BSS
  17 Jul 2026, 16:07

UK Labour party to crown Burnham as leader and next PM

LONDON, July 17, 2026 (BSS/AFP) - Andy Burnham will vow a "new path" for 
Britain when he is confirmed as the ruling Labour party's leader, and the 
country's next prime minister, at a special conference on Friday.

On Monday, Burnham is set to replace Keir Starmer, who resigned last month as 
premier after months of political turmoil, scandal and missteps.

Centre-left Labour retains an overwhelming majority in parliament after the 
2024 elections, so the leader of the party becomes the country's prime 
minister, without new polls being held.

It is only four weeks since ex-Manchester mayor Burnham sensationally 
returned as a member of parliament following a nine-year absence, determined 
to replace Starmer.

He will become the UK's seventh prime minister in a decade, with Labour MPs 
betting Burnham is the party's best chance of reining in Nigel Farage's anti-
immigrant Reform UK party, tipped in the polls to win the next general 
election, expected in 2029.

Nicknamed "King of the North" for winning three successive elections to the 
Greater Manchester mayoralty, Burnham's flagship idea is devolving powers to 
other cities in a bid to fire up Britain's economy, including by setting up a 
"No. 10 North" office.

He was set to say in a speech that Britain took "a series of wrong turns in 
the 1980s" when "political power was centralised and economic power 
privatised".

Making the economy work for people across the UK will require "a new path to 
the one we've been on for the last 40 years", he was to add, according to 
excerpts released by his team.

Hailing from the party's so-called soft left, he favours more public control 
of services and reindustrialisation.

After facing no challengers, he becomes leader at the third attempt, 
following failed bids in 2010 and 2015.

Burnham, an MP between 2001 and 2017 and former government minister, has 
since reinvented himself as a man of the people, melding a relaxed folksy 
style with slick social media videos.

Labour MPs hope he can communicate with the public better than Starmer and 
that he is willing to take a more radical approach to reforming Britain's 
battered public services.

- 'Ask Andy' -

In a public city-centre outdoor "Ask Andy Anything" session in Cardiff on 
Thursday posted on TikTok, he revealed his father has Alzheimer's and said he 
plans to pump resources into social care, adding he was "very familiar" with 
the situation.

He has also vowed to boost the construction of public housing, to try to 
resolve the homelessness crisis.

But he has faced criticism for avoiding tough questions from UK media.

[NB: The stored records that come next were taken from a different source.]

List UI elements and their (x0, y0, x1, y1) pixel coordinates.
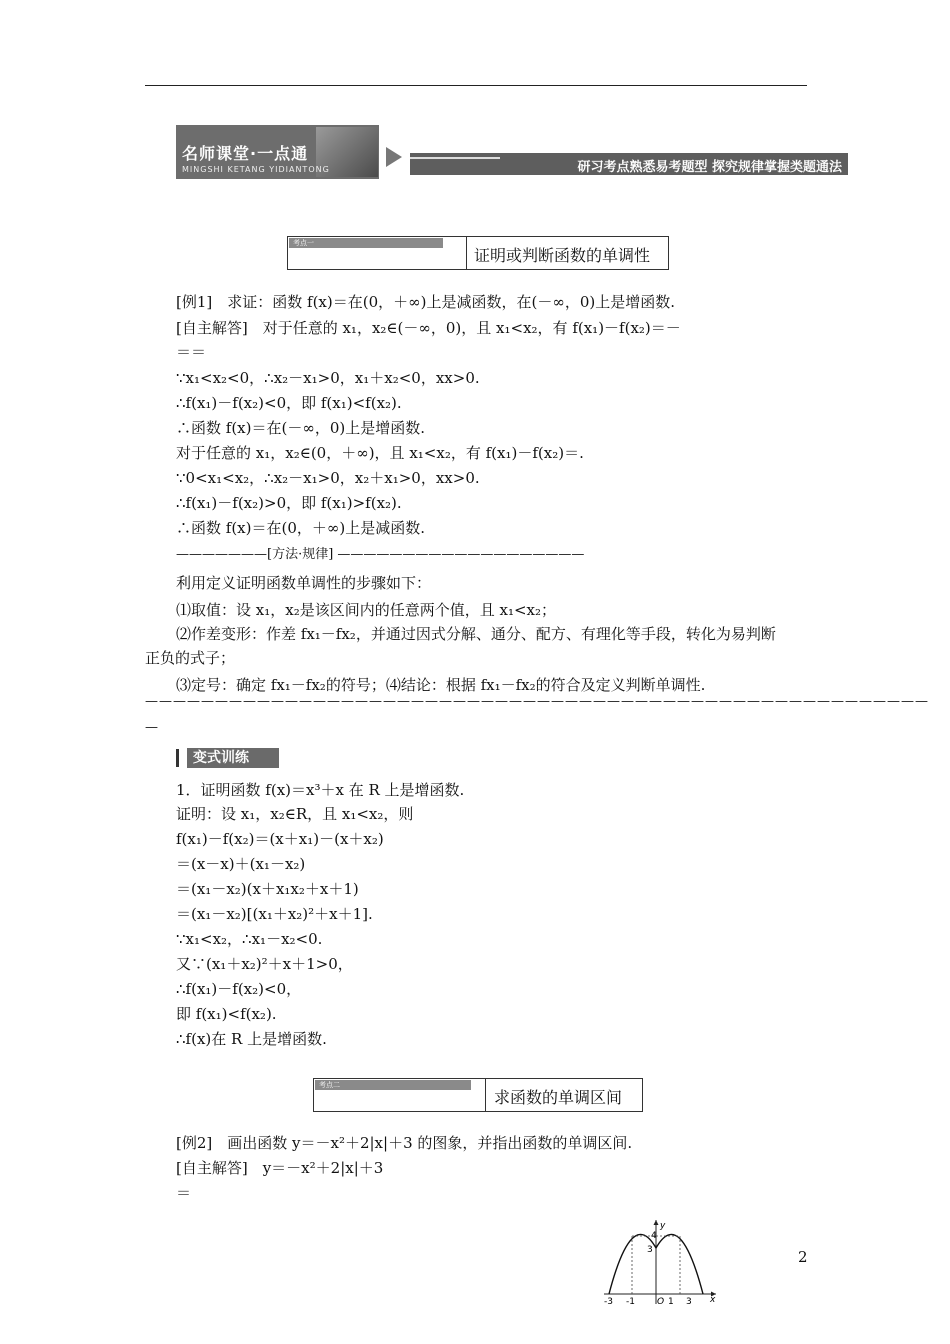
banner-strip-line (410, 157, 500, 159)
example1-line: [自主解答] 对于任意的 x₁，x₂∈(－∞，0)，且 x₁<x₂，有 f(x₁)－f(x₂)＝－ (176, 319, 681, 337)
bianshi-line: 证明：设 x₁，x₂∈R，且 x₁<x₂，则 (176, 805, 414, 823)
method-line: ⑴取值：设 x₁，x₂是该区间内的任意两个值，且 x₁<x₂； (176, 601, 556, 619)
kaodian-1-tag: 考点一 (289, 238, 443, 248)
x-tick-label: 1 (668, 1297, 674, 1307)
bianshi-line: 即 f(x₁)<f(x₂). (176, 1005, 277, 1023)
example1-line: ＝＝ (176, 343, 207, 361)
example2-line: [自主解答] y＝－x²＋2|x|＋3 (176, 1159, 384, 1177)
kaodian-2-tag: 考点二 (315, 1080, 471, 1090)
example2-line: ＝ (176, 1184, 192, 1202)
page-number: 2 (798, 1248, 808, 1266)
example1-line: ∵0<x₁<x₂，∴x₂－x₁>0，x₂＋x₁>0，xx>0. (176, 469, 480, 487)
example1-line: ∴函数 f(x)＝在(0，＋∞)上是减函数. (176, 519, 425, 537)
y-axis-label: y (660, 1221, 666, 1231)
section-banner (176, 125, 848, 179)
x-tick-label: -1 (626, 1297, 635, 1307)
method-rule-tail: — (145, 720, 158, 735)
bianshi-label-text: 变式训练 (187, 748, 279, 768)
method-line: 正负的式子； (145, 649, 236, 667)
method-rule: ———————————————————————————————————————————————————————— (145, 694, 929, 709)
kaodian-1-divider (466, 237, 467, 269)
header-rule (145, 85, 807, 86)
bianshi-label (176, 748, 279, 768)
bianshi-line: ∵x₁<x₂，∴x₁－x₂<0. (176, 930, 323, 948)
x-tick-label: -3 (604, 1297, 613, 1307)
example1-line: ∴f(x₁)－f(x₂)<0，即 f(x₁)<f(x₂). (176, 394, 402, 412)
kaodian-2-title: 求函数的单调区间 (494, 1088, 623, 1107)
bianshi-line: f(x₁)－f(x₂)＝(x＋x₁)－(x＋x₂) (176, 830, 384, 848)
bianshi-line: ＝(x₁－x₂)(x＋x₁x₂＋x＋1) (176, 880, 359, 898)
bianshi-line: ＝(x－x)＋(x₁－x₂) (176, 855, 306, 873)
example1-line: [例1] 求证：函数 f(x)＝在(0，＋∞)上是减函数，在(－∞，0)上是增函数. (176, 293, 675, 311)
banner-logo (176, 125, 379, 179)
banner-logo-title: 名师课堂·一点通 (182, 144, 309, 163)
play-arrow-icon (386, 147, 402, 167)
bianshi-line: 又∵(x₁＋x₂)²＋x＋1>0， (176, 955, 353, 973)
banner-slogan: 研习考点熟悉易考题型 探究规律掌握类题通法 (577, 160, 842, 175)
bianshi-line: 1．证明函数 f(x)＝x³＋x 在 R 上是增函数. (176, 781, 465, 799)
y-tick-label: 4 (651, 1231, 657, 1241)
example1-line: ∵x₁<x₂<0，∴x₂－x₁>0，x₁＋x₂<0，xx>0. (176, 369, 480, 387)
method-line: ⑶定号：确定 fx₁－fx₂的符号；⑷结论：根据 fx₁－fx₂的符合及定义判断单调性. (176, 676, 706, 694)
x-axis-label: x (710, 1295, 716, 1305)
kaodian-2-box (313, 1078, 643, 1112)
example2-line: [例2] 画出函数 y＝－x²＋2|x|＋3 的图象，并指出函数的单调区间. (176, 1134, 633, 1152)
y-axis-arrow-icon (654, 1220, 659, 1225)
function-graph (600, 1218, 720, 1306)
bianshi-line: ∴f(x)在 R 上是增函数. (176, 1030, 327, 1048)
example1-line: ∴函数 f(x)＝在(－∞，0)上是增函数. (176, 419, 425, 437)
bianshi-line: ∴f(x₁)－f(x₂)<0， (176, 980, 302, 998)
example1-line: ∴f(x₁)－f(x₂)>0，即 f(x₁)>f(x₂). (176, 494, 402, 512)
method-line: ⑵作差变形：作差 fx₁－fx₂，并通过因式分解、通分、配方、有理化等手段，转化为易判断 (176, 625, 776, 643)
origin-label: O (657, 1297, 665, 1307)
example1-line: 对于任意的 x₁，x₂∈(0，＋∞)，且 x₁<x₂，有 f(x₁)－f(x₂)＝. (176, 444, 584, 462)
method-header: ———————[方法·规律] ——————————————————— (176, 547, 585, 562)
banner-strip (410, 153, 848, 175)
y-tick-label: 3 (647, 1245, 653, 1255)
kaodian-1-title: 证明或判断函数的单调性 (474, 246, 651, 265)
method-line: 利用定义证明函数单调性的步骤如下： (176, 574, 432, 592)
kaodian-2-divider (485, 1079, 486, 1111)
banner-logo-subtitle: MINGSHI KETANG YIDIANTONG (182, 165, 330, 174)
kaodian-1-box (287, 236, 669, 270)
x-tick-label: 3 (686, 1297, 692, 1307)
bianshi-line: ＝(x₁－x₂)[(x₁＋x₂)²＋x＋1]. (176, 905, 373, 923)
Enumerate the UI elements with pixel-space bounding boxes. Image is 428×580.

Starmer returned Labour to power after 14 years in opposition in July 2024 
with a landslide victory over the Conservatives, who had churned through five 
prime ministers in the tumult unleashed by the 2016 Brexit referendum.

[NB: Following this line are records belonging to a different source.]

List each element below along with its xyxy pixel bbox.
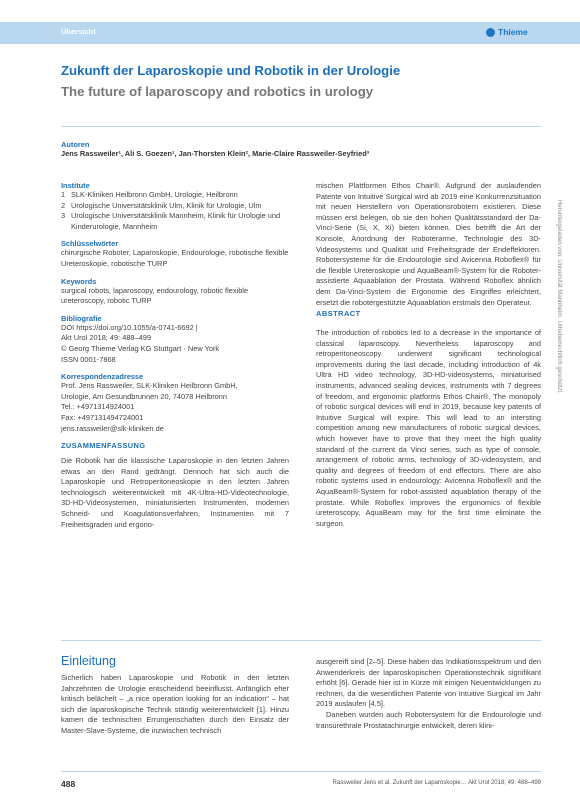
- footer-divider: [61, 771, 541, 772]
- einleitung-heading: Einleitung: [61, 654, 116, 668]
- correspondence-line: Prof. Jens Rassweiler, SLK-Kliniken Heilbronn GmbH,: [61, 381, 238, 391]
- journal-line: Akt Urol 2018; 49: 488–499: [61, 333, 151, 343]
- einleitung-paragraph: Daneben wurden auch Robotersystem für die Endourologie und transurethrale Prostatachirurgie entwickelt, deren klini-: [316, 709, 541, 730]
- issn-line: ISSN 0001-7868: [61, 354, 116, 364]
- keywords-de-text: chirurgische Roboter, Laparoskopie, Endourologie, robotische flexible Ureteroskopie, robotische TURP: [61, 248, 289, 268]
- footer-citation: Rassweiler Jens et al. Zukunft der Laparoskopie… Akt Urol 2018; 49: 488–499: [332, 780, 541, 786]
- affiliation-item: [61, 201, 289, 212]
- affiliation-number: 1: [61, 190, 66, 199]
- download-note: Heruntergeladen von: Universität Mannheim. Urheberrechtlich geschützt.: [556, 200, 562, 394]
- authors-block: [61, 140, 541, 160]
- copyright-line: © Georg Thieme Verlag KG Stuttgart · New York: [61, 343, 220, 353]
- correspondence-label: Korrespondenzadresse: [61, 372, 144, 382]
- correspondence-line: Urologie, Am Gesundbrunnen 20, 74078 Heilbronn: [61, 391, 227, 401]
- authors-label: Autoren: [61, 140, 90, 149]
- authors-names: Jens Rassweiler¹, Ali S. Goezen¹, Jan-Thorsten Klein², Marie-Claire Rassweiler-Seyfried³: [61, 149, 370, 158]
- affiliation-number: 2: [61, 200, 66, 210]
- section-divider: [61, 640, 541, 641]
- abstract-heading: ABSTRACT: [316, 309, 361, 318]
- section-tag: Übersicht: [61, 27, 96, 36]
- correspondence-fax: Fax: +497131494724001: [61, 412, 144, 422]
- einleitung-paragraph: ausgereift sind [2–5]. Diese haben das Indikationsspektrum und den Anwenderkreis der laparoskopischen Operationstechnik signifikant erhöht [6]. Gerade hier ist in Kürze mit einigen Neuentwicklungen zu rechnen, da die wesentlichen Patente von Intuitive Surgical im Jahr 2019 auslaufen [4,5].: [316, 657, 541, 709]
- institute-section: [61, 181, 289, 232]
- bibliography-section: [61, 314, 289, 365]
- einleitung-right-column: [316, 657, 541, 731]
- einleitung-left-column: [61, 673, 289, 737]
- affiliation-item: [61, 211, 289, 232]
- affiliation-text: Urologische Universitätsklinik Ulm, Klinik für Urologie, Ulm: [71, 200, 262, 210]
- thieme-logo-icon: [486, 28, 495, 37]
- einleitung-paragraph: Sicherlich haben Laparoskopie und Robotik in den letzten Jahrzehnten die Urologie entscheidend beeinflusst. Anfänglich eher kritisch belächelt – „a nice operation looking for an indication“ – hat sich die laparoskopische Technik ständig weiterentwickelt [1]. Hinzu kamen die technischen Errungenschaften durch den Einsatz der Master-Slave-Systeme, die inzwischen technisch: [61, 673, 289, 735]
- zusammenfassung-heading: ZUSAMMENFASSUNG: [61, 441, 146, 451]
- publisher-name: Thieme: [498, 27, 528, 37]
- keywords-de-section: [61, 239, 289, 269]
- keywords-en-label: Keywords: [61, 276, 97, 286]
- bibliography-label: Bibliografie: [61, 313, 102, 323]
- affiliation-text: Urologische Universitätsklinik Mannheim, Klinik für Urologie und Kinderurologie, Mannheim: [71, 211, 281, 231]
- abstract-column: [316, 181, 541, 529]
- abstract-text: The introduction of robotics led to a decrease in the importance of classical laparoscopy. Nevertheless laparoscopy and retroperitoneoscopy underwent significant technological improvements during the last decade, including introduction of 4k Ultra HD video technology, 3D-HD-videosystems, miniaturised instruments, advanced sealing devices, instruments with 7 degrees of freedom, and ergonomic platforms Ethos Chair®. The monopoly of robotic surgical devices will end in 2019, because key patents of Intuitive Surgical will expire. This will lead to an intersting competition among new manufacturers of robotic surgical devices, which however have to prove that they meet the high quality standard of the current da Vinci series, such as type of console, arrangement of robotic arms, technology of 3D-videosystem, and quality and degrees of freedom of end effectors. There are also robotic systems used in endourology: Avicenna Roboflex® and the AquaBeam®-System for robot-assisted aquablation therapy of the prostate. While Roboflex improves the ergonomics of flexible ureteroscopy, AquaBeam may for the first time eliminate the surgeon.: [316, 328, 541, 528]
- correspondence-section: [61, 372, 289, 434]
- doi-line[interactable]: DOI https://doi.org/10.1055/a-0741-6692 |: [61, 322, 198, 332]
- keywords-en-section: [61, 277, 289, 307]
- correspondence-phone: Tel.: +4971314924001: [61, 402, 135, 412]
- article-title-german: Zukunft der Laparoskopie und Robotik in der Urologie: [61, 63, 401, 78]
- page-number: 488: [61, 779, 76, 789]
- metadata-column: [61, 181, 289, 556]
- title-divider: [61, 126, 541, 127]
- article-title-english: The future of laparoscopy and robotics in urology: [61, 84, 374, 99]
- zusammenfassung-continued: mischen Plattformen Ethos Chair®. Aufgrund der auslaufenden Patente von Intuitive Surgical wird ab 2019 eine Konkurrenzsituation mit neuen Herstellern von Operationsrobotern existieren. Diese müssen erst belegen, ob sie den hohen Qualitätsstandard der Da-Vinci-Serie (Si, X, Xi) bieten können. Dies betrifft die Art der Konsole, Anordnung der Roboterarme, Technologie des 3D-Videosystems und Qualität und Freiheitsgrade der Endeffektoren. Robotersysteme für die Endourologie sind Avicenna Roboflex® für die flexible Ureteroskopie und AquaBeam®-System für die Roboter-assistierte Aquaablation der Prostata. Während Roboflex ähnlich dem Da-Vinci-System die Ergonomie des Eingriffes erleichtert, ersetzt die robotergestützte Aquaablation erstmals den Operateur.: [316, 181, 541, 307]
- keywords-en-text: surgical robots, laparoscopy, endourology, robotic flexible ureteroscopy, robotic TURP: [61, 285, 249, 306]
- correspondence-email[interactable]: jens.rassweiler@slk-kliniken.de: [61, 423, 164, 433]
- publisher-logo: [486, 27, 528, 37]
- affiliation-text: SLK-Kliniken Heilbronn GmbH, Urologie, Heilbronn: [71, 190, 238, 199]
- affiliation-item: [61, 190, 289, 201]
- affiliation-number: 3: [61, 211, 66, 221]
- keywords-de-label: Schlüsselwörter: [61, 239, 119, 249]
- institute-label: Institute: [61, 181, 90, 190]
- zusammenfassung-text: Die Robotik hat die klassische Laparoskopie in den letzten Jahren etwas an den Rand gedrängt. Dennoch hat sich auch die Laparoskopie und Retroperitoneoskopie in den letzten Jahren technologisch weiterentwickelt mit 4K-Ultra-HD-Videotechnologie, 3D-HD-Videosystemen, miniaturisierten Instrumenten, modernen Schneid- und Koagulationsverfahren, Instrumenten mit 7 Freiheitsgraden und ergono-: [61, 456, 289, 529]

Starmer's premiership quickly became characterised by domestic policy 
missteps and controversies, including his appointment of ex-Jeffrey Epstein 
associate Peter Mandelson as ambassador to Washington.

Disastrous local and regional election results in May heaped further pressure 
on Starmer, which became impossible to withstand after Burnham won a 
parliamentary by-election on June 18, allowing him to run for leader.

Most Labour MPs then withdrew their support for Starmer, who announced on 
June 22 that he was resigning.

- New leader, old problems -

Burnham, regularly seen in his trademark dark T-shirt and casual jacket, has 
secured the backing of 379 of Labour's 403 MPs, with no one mustering the 81 
nominations required to challenge him.

But he will face the same unenviable challenges that beset Starmer: a tepid 
economy, high government borrowing costs, and irregular migrants arriving in 
small boats that have fuelled support for Reform.

Unpredictable energy prices due to the US-Iran war and a volatile American 
president in Donald Trump also threaten to buffet his premiership.

Burnham, who will take office after meeting head of state King Charles III, 
has vowed to stick to Labour's 2024 election manifesto by not raising the 
country's main taxes.

He will need to find the money from elsewhere to fill a o4.7-billion ($6.3-
billion) gap over four years in the country's defence investment plan and 
will also have to navigate the thorny issue of welfare reform.